My understanding, paraphrased: "In order to gradually roll out one change, we ha...

jsnell · 2025-12-05T15:53:12 1764949992

That's a bizarre takeaway for them to suggest, when they had exactly the same kind of bug with Rust like three weeks ago. (In both cases they had code implicitly expecting results to be available. When the results weren't available, they terminated processing of the request with an exception-like mechanism. And then they had the upstream services fail closed, despite the failing requests being to optional sidecars rather than on the critical query path.)

littlestymaar · 2025-12-05T16:04:33 1764950673

In fairness, the previous bug (with the Rust unwrap) should never have happened: someone explicitly called the panicking function, the review didn't catch it and the CI didn't catch it.
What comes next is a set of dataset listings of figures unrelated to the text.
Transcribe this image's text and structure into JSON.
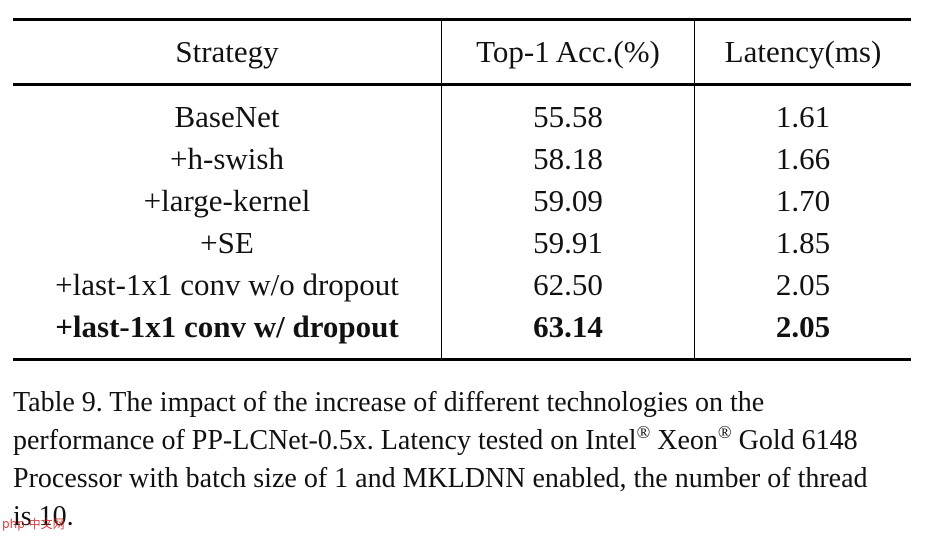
{
  "table": {
    "headers": {
      "strategy": "Strategy",
      "accuracy": "Top-1 Acc.(%)",
      "latency": "Latency(ms)"
    },
    "rows": [
      {
        "strategy": "BaseNet",
        "accuracy": "55.58",
        "latency": "1.61"
      },
      {
        "strategy": "+h-swish",
        "accuracy": "58.18",
        "latency": "1.66"
      },
      {
        "strategy": "+large-kernel",
        "accuracy": "59.09",
        "latency": "1.70"
      },
      {
        "strategy": "+SE",
        "accuracy": "59.91",
        "latency": "1.85"
      },
      {
        "strategy": "+last-1x1 conv w/o dropout",
        "accuracy": "62.50",
        "latency": "2.05"
      },
      {
        "strategy": "+last-1x1 conv w/ dropout",
        "accuracy": "63.14",
        "latency": "2.05"
      }
    ]
  },
  "caption": {
    "part1": "Table 9. The impact of the increase of different technologies on the performance of PP-LCNet-0.5x. Latency tested on Intel",
    "reg1": "®",
    "part2": " Xeon",
    "reg2": "®",
    "part3": " Gold 6148 Processor with batch size of 1 and MKLDNN enabled, the number of thread is 10."
  },
  "watermark": "php 中文网"
}
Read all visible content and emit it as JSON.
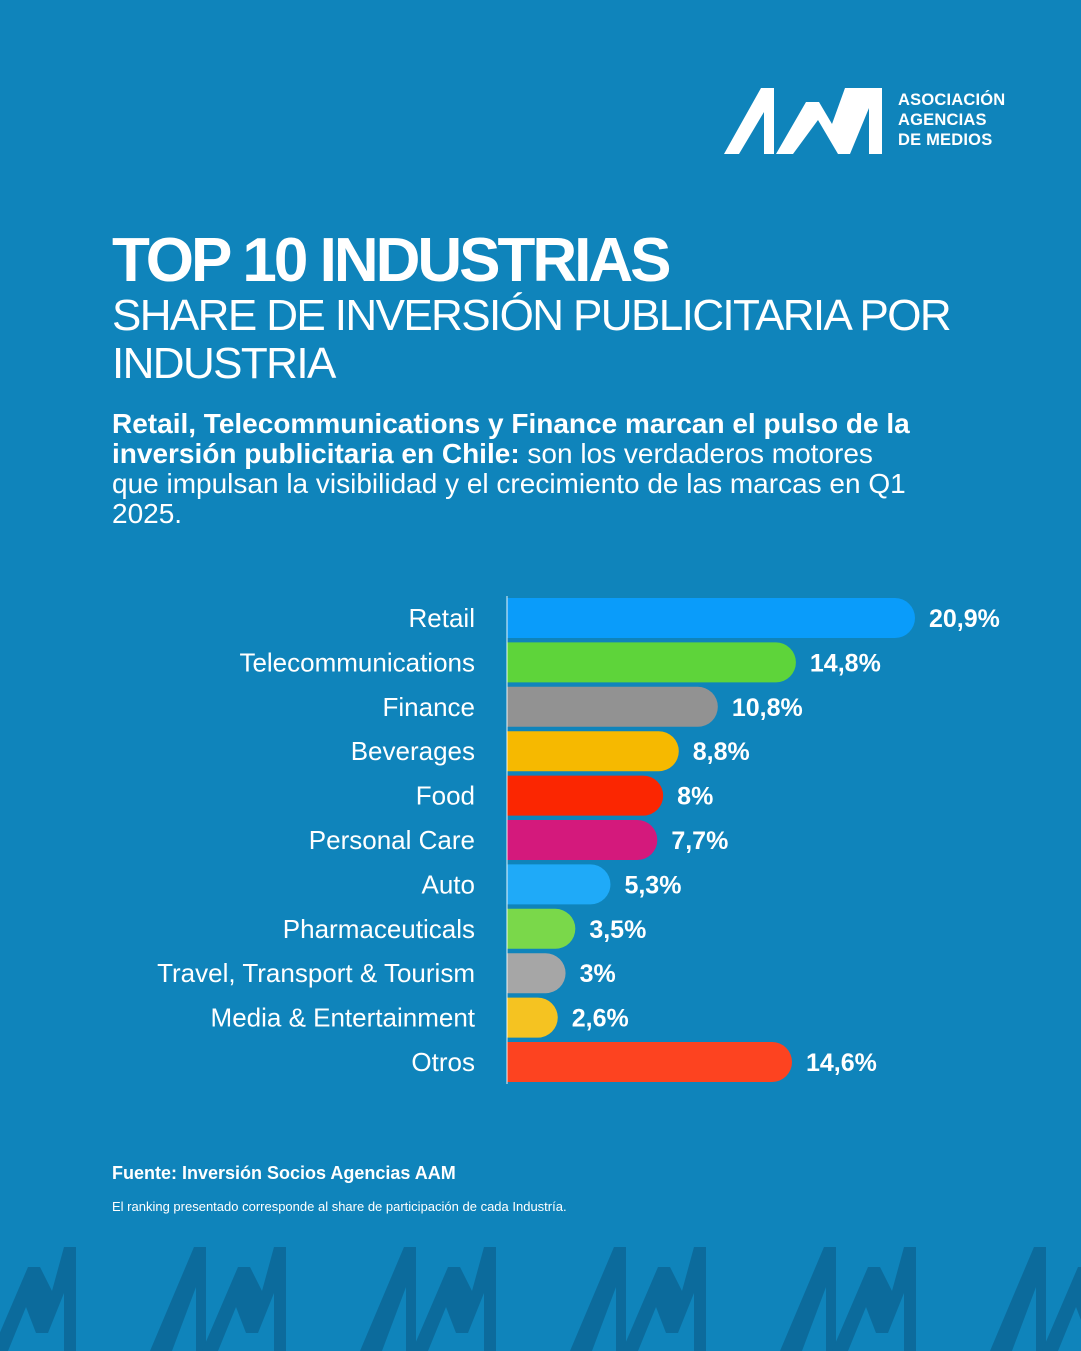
{
  "brand": {
    "logo_letters": "AAM",
    "name_lines": [
      "ASOCIACIÓN",
      "AGENCIAS",
      "DE MEDIOS"
    ]
  },
  "header": {
    "title": "TOP 10 INDUSTRIAS",
    "subtitle": "SHARE DE INVERSIÓN PUBLICITARIA POR INDUSTRIA"
  },
  "lead": {
    "bold": "Retail, Telecommunications y Finance marcan el pulso de la inversión publicitaria en Chile:",
    "regular": " son los verdaderos motores que impulsan la visibilidad y el crecimiento de las marcas en Q1 2025."
  },
  "chart_data": {
    "type": "bar",
    "orientation": "horizontal",
    "categories": [
      "Retail",
      "Telecommunications",
      "Finance",
      "Beverages",
      "Food",
      "Personal Care",
      "Auto",
      "Pharmaceuticals",
      "Travel, Transport & Tourism",
      "Media & Entertainment",
      "Otros"
    ],
    "values": [
      20.9,
      14.8,
      10.8,
      8.8,
      8,
      7.7,
      5.3,
      3.5,
      3,
      2.6,
      14.6
    ],
    "data_labels": [
      "20,9%",
      "14,8%",
      "10,8%",
      "8,8%",
      "8%",
      "7,7%",
      "5,3%",
      "3,5%",
      "3%",
      "2,6%",
      "14,6%"
    ],
    "colors": [
      "#0a9cfa",
      "#5ed43a",
      "#929292",
      "#f6b900",
      "#fb2601",
      "#d4197c",
      "#1faaf8",
      "#7ad84a",
      "#a6a6a6",
      "#f5c321",
      "#fd4320"
    ],
    "unit": "%",
    "title": "",
    "xlabel": "",
    "ylabel": "",
    "xlim": [
      0,
      20.9
    ],
    "grid": false,
    "legend": "none"
  },
  "footer": {
    "source": "Fuente: Inversión Socios Agencias AAM",
    "note": "El ranking presentado corresponde al share de participación de cada Industría."
  },
  "colors": {
    "background": "#0f84bb",
    "pattern": "#0c6b9c",
    "text": "#ffffff"
  }
}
It required a significant organizational failure to happen. These happen but they ought to be rarer than your average bug (unless your organization is fundamentally malfunctioning, that is)
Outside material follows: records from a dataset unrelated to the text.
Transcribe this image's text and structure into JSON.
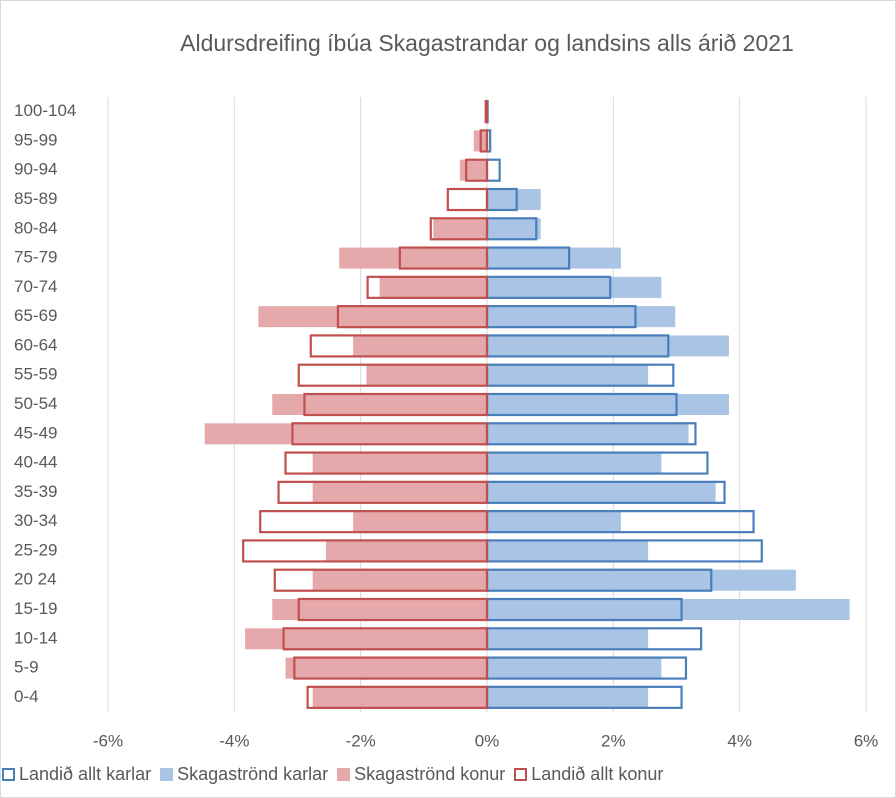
{
  "chart_data": {
    "type": "pyramid",
    "title": "Aldursdreifing íbúa Skagastrandar og landsins alls árið 2021",
    "categories": [
      "0-4",
      "5-9",
      "10-14",
      "15-19",
      "20 24",
      "25-29",
      "30-34",
      "35-39",
      "40-44",
      "45-49",
      "50-54",
      "55-59",
      "60-64",
      "65-69",
      "70-74",
      "75-79",
      "80-84",
      "85-89",
      "90-94",
      "95-99",
      "100-104"
    ],
    "series": [
      {
        "name": "Landið allt karlar",
        "color": "#4a7ebb",
        "style": "outline",
        "values": [
          3.08,
          3.15,
          3.39,
          3.08,
          3.55,
          4.35,
          4.22,
          3.76,
          3.49,
          3.3,
          3.0,
          2.95,
          2.87,
          2.35,
          1.95,
          1.3,
          0.78,
          0.47,
          0.2,
          0.05,
          0.01
        ]
      },
      {
        "name": "Skagaströnd karlar",
        "color": "#a9c4e4",
        "style": "filled",
        "values": [
          2.55,
          2.76,
          2.55,
          5.74,
          4.89,
          2.55,
          2.12,
          3.62,
          2.76,
          3.19,
          3.83,
          2.55,
          3.83,
          2.98,
          2.76,
          2.12,
          0.85,
          0.85,
          0,
          0,
          0
        ]
      },
      {
        "name": "Skagaströnd konur",
        "color": "#e6a9ab",
        "style": "filled",
        "values": [
          -2.76,
          -3.19,
          -3.83,
          -3.4,
          -2.76,
          -2.55,
          -2.12,
          -2.76,
          -2.76,
          -4.47,
          -3.4,
          -1.91,
          -2.12,
          -3.62,
          -1.7,
          -2.34,
          -0.85,
          0,
          -0.43,
          -0.21,
          0
        ]
      },
      {
        "name": "Landið allt konur",
        "color": "#c0504d",
        "style": "outline",
        "values": [
          -2.84,
          -3.05,
          -3.22,
          -2.98,
          -3.36,
          -3.86,
          -3.59,
          -3.3,
          -3.19,
          -3.08,
          -2.89,
          -2.98,
          -2.79,
          -2.36,
          -1.89,
          -1.38,
          -0.89,
          -0.62,
          -0.33,
          -0.1,
          -0.02
        ]
      }
    ],
    "xlim": [
      -6,
      6
    ],
    "xticks": [
      {
        "value": -6,
        "label": "-6%"
      },
      {
        "value": -4,
        "label": "-4%"
      },
      {
        "value": -2,
        "label": "-2%"
      },
      {
        "value": 0,
        "label": "0%"
      },
      {
        "value": 2,
        "label": "2%"
      },
      {
        "value": 4,
        "label": "4%"
      },
      {
        "value": 6,
        "label": "6%"
      }
    ],
    "grid": true,
    "legend": "bottom"
  }
}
greatgib · 2025-12-05T16:13:25 1764951205

The issue would also not have happened, if someone did the right code, tests, and the review or CI caught it...

marcosdumay · 2025-12-05T19:05:12 1764961512

It's different to expect somebody to write the correct program every time than to expect somebody not to call the "break_my_system" procedure that was warnings all over it telling people it's there for quick learning-to-use examples or other things you'll never run.
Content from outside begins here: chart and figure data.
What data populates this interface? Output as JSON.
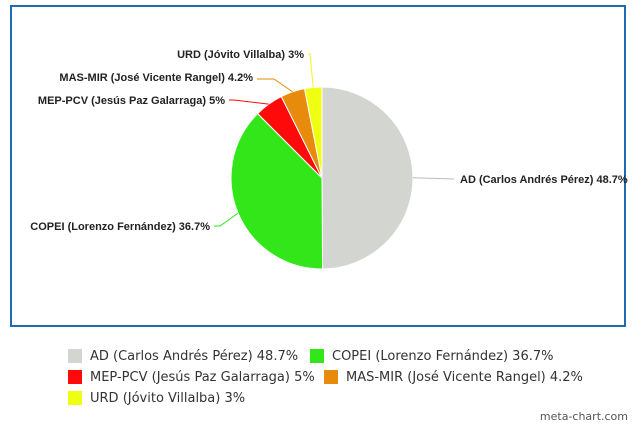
{
  "chart_data": {
    "type": "pie",
    "title": "",
    "slices": [
      {
        "label": "AD (Carlos Andrés Pérez)",
        "value": 48.7,
        "color": "#d3d6d0",
        "display": "AD (Carlos Andrés Pérez) 48.7%"
      },
      {
        "label": "COPEI (Lorenzo Fernández)",
        "value": 36.7,
        "color": "#33e61a",
        "display": "COPEI (Lorenzo Fernández) 36.7%"
      },
      {
        "label": "MEP-PCV (Jesús Paz Galarraga)",
        "value": 5,
        "color": "#ff0a0a",
        "display": "MEP-PCV (Jesús Paz Galarraga) 5%"
      },
      {
        "label": "MAS-MIR (José Vicente Rangel)",
        "value": 4.2,
        "color": "#e88a0b",
        "display": "MAS-MIR (José Vicente Rangel) 4.2%"
      },
      {
        "label": "URD (Jóvito Villalba)",
        "value": 3,
        "color": "#eeff12",
        "display": "URD (Jóvito Villalba) 3%"
      }
    ],
    "legend_placement": "bottom",
    "frame_color": "#1f6bb0"
  },
  "legend": [
    {
      "label": "AD (Carlos Andrés Pérez) 48.7%",
      "color": "#d3d6d0"
    },
    {
      "label": "COPEI (Lorenzo Fernández) 36.7%",
      "color": "#33e61a"
    },
    {
      "label": "MEP-PCV (Jesús Paz Galarraga) 5%",
      "color": "#ff0a0a"
    },
    {
      "label": "MAS-MIR (José Vicente Rangel) 4.2%",
      "color": "#e88a0b"
    },
    {
      "label": "URD (Jóvito Villalba) 3%",
      "color": "#eeff12"
    }
  ],
  "footer": {
    "credit": "meta-chart.com"
  }
}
Hamuko · 2025-12-05T18:47:51 1764960471

Yeah, my first thought was that had they used Rust, maybe we would've seen them point out a rule_result.unwrap() as the issue.

pdimitar · 2025-12-05T17:42:52 1764956572

To be precise, the previous problem with Rust was because somebody copped out and used a temporary escape hatch function that absolutely has no place in production code.

It was mostly an amateur mistake. Not Rust's fault. Rust could never gain adoption if it didn't have a few escape hatches.

"Damned if they do, damned if they don't" kind of situation.

There are even lints for the usage of the `unwrap` and `expect` functions.

As the other sibling comment points out, the previous Cloudflare problem was an acute and extensive organizational failure.

zozbot234 · 2025-12-05T19:55:04 1764964504

You can make an argument that .unwrap() should have no place in production code, but .expect("invariant violated: etc. etc.") very much has its place. When the system is in an unpredicted and not-designed-for state it is supposed to shut down promptly, because this makes it easier to troubleshoot the root cause failure whereas not doing so may have even worse consequences.

pdimitar · 2025-12-05T20:31:42 1764966702

I don't disagree but you might as well also manually send an error to f.ex. Sentry and just halt processing of the request.

Though that really depends. In companies where k8s is used the app will be brought back up immediately anyway.

debugnik · 2025-12-05T15:51:12 1764949872

Prevented unless they assert the wrong invariant at runtime like they did last time.

skywhopper · 2025-12-05T15:56:56 1764950216

This is the exact same type of error that happened in their Rust code last time. Strong type systems don’t protect you from lazy programming.

inejge · 2025-12-05T19:09:35 1764961775

It's not remotely the same type of error -- error non-handling is very visible in the Rust code, while the Lua code shows the happy path, with no indication that it could explode at runtime.

Perhaps it's the similar way of not testing the possible error path, which is an organizational problem.